# John Hall Commodity Trading Course - any views



## cronley (28 Aug 2007)

See [broken link removed]
John Hall is running training course for Commodity trading. Cost is €1200 for initial weekend, plus €400 each for nine monthly one day sessions - total cost €4800.
Has anyone any experience of this, or any views on whether it is likely to be good value for money. Is it likely one could learn as much from books & internet.


----------



## CCOVICH (28 Aug 2007)

€4,800  . That will eat up a lot of your potential returns when you start trading!


----------



## gonk (28 Aug 2007)

cronley said:


> Is it likely one could learn as much from books & internet.


 
Yes, judging by the course outline on their website - and you could buy an awful lot of books for €4,800.

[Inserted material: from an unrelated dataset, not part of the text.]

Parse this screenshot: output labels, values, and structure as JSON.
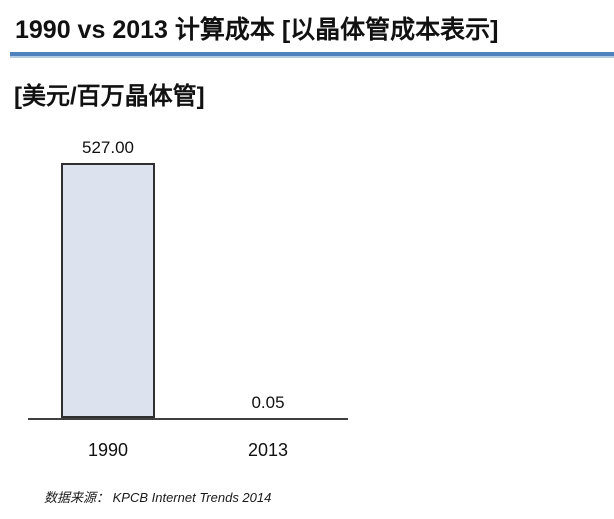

Try Mark Shipman's "The Next Big Investment Boom" for good introductory coverage of just about everything on their syllabus.

[broken link removed]


----------



## Lathen (6 May 2009)

I did this course and to be honest it wasn;t up to much.
Same 'oul repetitive speal for 12 months!

Now he owes me money and noone can find him!


----------



## dockingtrade (7 May 2009)

commodities are going to rise as the economy recovers...thats pretty much it no?


----------



## dunkamania (8 May 2009)

Lathen said:


> Now he owes me money and noone can find him!


 
Care to calrify, there is alot of ways that statement could be taken


----------



## RolCor (10 Nov 2009)

I think there are many people that John owes money to. Why dont we put a pot to gether to get him found? Any takers? I am happy to lobby this more in Cork.


----------